Distributional optimization refers to a class of mathematical problems where the optimizing variable in the objective function is a probability measure over some space. Because of its highly technical nature, distributional optimization has remained largely unexplored with advances made only on specific problem instances. This project proposes a unified framework to explore challenging distributional optimization problems in a wide range of important application domains. The main objective is to develop a comprehensive theory supporting the principled design of novel and efficient optimization algorithms. To do so, establishing connections between several mathematical disciplines will be required, including optimization theory, optimal transport, functional inequalities, and statistics. This will promote the cross-fertilization of ideas and lead to the creation of training material from an interdisciplinary perspective. The resulting open-source packages will be made available to support research efforts in related fields that our daily lives depend on.

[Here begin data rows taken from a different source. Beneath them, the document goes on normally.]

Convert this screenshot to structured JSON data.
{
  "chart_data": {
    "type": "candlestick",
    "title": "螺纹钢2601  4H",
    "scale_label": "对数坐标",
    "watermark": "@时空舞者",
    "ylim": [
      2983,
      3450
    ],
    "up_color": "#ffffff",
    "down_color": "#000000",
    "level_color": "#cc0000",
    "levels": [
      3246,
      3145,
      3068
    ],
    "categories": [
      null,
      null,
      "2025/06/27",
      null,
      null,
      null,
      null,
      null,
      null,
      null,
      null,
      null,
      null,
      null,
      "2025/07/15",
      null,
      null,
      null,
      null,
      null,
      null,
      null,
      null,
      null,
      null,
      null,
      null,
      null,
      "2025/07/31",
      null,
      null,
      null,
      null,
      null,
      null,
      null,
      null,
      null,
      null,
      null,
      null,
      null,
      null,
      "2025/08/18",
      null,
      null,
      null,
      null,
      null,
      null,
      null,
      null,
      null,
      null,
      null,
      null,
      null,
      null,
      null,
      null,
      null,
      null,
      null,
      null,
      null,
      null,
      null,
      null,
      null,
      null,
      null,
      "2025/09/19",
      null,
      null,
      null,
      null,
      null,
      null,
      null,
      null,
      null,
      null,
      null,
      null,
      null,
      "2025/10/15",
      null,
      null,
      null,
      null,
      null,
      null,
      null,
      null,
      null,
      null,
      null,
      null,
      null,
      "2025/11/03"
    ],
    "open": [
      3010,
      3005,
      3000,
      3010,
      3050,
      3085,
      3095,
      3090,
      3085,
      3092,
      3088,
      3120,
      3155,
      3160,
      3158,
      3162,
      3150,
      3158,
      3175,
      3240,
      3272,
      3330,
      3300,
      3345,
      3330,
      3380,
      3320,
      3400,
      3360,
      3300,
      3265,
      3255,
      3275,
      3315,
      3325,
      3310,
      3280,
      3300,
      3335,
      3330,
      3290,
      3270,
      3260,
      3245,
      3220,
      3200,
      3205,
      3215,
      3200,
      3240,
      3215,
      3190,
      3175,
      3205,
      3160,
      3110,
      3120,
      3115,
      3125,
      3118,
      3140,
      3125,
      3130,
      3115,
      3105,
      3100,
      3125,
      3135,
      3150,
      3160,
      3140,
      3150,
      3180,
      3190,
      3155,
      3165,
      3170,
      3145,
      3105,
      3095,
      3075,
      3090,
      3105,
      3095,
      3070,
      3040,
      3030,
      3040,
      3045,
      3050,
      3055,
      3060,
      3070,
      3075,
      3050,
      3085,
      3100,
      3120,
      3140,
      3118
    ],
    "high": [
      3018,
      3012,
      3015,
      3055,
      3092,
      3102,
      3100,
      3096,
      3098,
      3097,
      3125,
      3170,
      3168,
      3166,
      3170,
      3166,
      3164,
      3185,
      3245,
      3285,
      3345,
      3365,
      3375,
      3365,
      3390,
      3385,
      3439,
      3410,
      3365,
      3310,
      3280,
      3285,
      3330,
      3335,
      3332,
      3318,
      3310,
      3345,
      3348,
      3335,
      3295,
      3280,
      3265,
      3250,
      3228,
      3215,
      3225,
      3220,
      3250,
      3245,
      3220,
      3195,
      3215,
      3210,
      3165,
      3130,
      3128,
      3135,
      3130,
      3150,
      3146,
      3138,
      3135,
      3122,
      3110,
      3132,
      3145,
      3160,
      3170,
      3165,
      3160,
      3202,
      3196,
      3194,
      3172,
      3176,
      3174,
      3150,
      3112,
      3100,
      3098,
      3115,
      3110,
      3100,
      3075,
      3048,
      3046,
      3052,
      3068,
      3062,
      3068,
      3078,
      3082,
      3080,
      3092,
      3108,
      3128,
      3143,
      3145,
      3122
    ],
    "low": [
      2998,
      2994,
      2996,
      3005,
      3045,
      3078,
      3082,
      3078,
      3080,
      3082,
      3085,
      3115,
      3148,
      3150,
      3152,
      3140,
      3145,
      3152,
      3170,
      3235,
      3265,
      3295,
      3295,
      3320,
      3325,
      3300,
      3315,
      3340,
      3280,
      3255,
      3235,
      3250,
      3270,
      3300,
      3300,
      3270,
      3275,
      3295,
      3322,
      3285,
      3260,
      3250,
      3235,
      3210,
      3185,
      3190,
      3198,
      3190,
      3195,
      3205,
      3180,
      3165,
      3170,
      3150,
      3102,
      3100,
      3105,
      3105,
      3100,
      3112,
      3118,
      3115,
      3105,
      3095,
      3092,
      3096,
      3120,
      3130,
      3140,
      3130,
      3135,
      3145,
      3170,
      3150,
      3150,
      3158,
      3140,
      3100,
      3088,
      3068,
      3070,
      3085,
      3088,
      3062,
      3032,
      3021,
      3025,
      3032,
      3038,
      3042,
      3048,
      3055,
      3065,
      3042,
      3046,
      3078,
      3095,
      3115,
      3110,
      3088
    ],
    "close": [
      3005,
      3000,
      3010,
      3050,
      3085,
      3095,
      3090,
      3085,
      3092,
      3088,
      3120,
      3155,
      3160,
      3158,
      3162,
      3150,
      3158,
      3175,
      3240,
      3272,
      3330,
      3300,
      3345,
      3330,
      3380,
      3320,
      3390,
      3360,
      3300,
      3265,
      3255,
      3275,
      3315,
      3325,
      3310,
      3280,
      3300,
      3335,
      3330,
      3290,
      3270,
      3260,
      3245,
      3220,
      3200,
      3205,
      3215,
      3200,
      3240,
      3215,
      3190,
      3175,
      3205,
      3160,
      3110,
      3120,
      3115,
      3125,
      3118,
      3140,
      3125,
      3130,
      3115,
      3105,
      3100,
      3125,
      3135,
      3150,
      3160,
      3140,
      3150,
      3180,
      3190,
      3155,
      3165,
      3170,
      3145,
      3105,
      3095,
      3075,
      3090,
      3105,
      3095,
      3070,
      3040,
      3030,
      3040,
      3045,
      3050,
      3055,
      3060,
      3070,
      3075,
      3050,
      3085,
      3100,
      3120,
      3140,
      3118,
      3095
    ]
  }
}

Problems in distributional optimization are infinite-dimensional optimization problems where the optimization variable is a probability measure. Many research problems fall into this class of problems; in particular, any non-convex optimization problem over Euclidean space can be cast as a convex distributional optimization problem. Traditionally, specific instances of these problems have been studied independently of each other. Formulating these seemingly different optimization problems into a single unified framework will allow more powerful mathematical techniques and tools to be used. This will lead to deeper insights into the structure of solutions, and to efficient algorithms tailored to large-scale applications in artificial intelligence and data science. The proposed framework is based on optimal transport theory that endows the space of distributions with a natural geometry. The proposed algorithm utilizes the gradient flow of the objective with respect to this geometry. To achieve scalability, the optimization variable is approximated by a collection of particles, with the algorithm now describing the collective dynamics of the particles. A novel variational approach will be used to approximate the gradient descent direction. The theoretical properties of this algorithm will be investigated thoroughly, including provable performance guarantees, convergence rates, and statistical properties. Case studies will be carried out by specializing this unified framework to applications such as Bayesian inference and distributionally robust learning. The acceleration of this algorithm will also be investigated by incorporating existing optimization techniques, such as momentum and variance reduction, as a way to improve convergence rates. Finally, the project will explore how to adapt this algorithm from minimization problems to min-max problems in order to deal with game-theoretic applications.
This award reflects NSF's statutory mission and has been deemed worthy of support through evaluation using the Foundation's intellectual merit and broader impacts review criteria.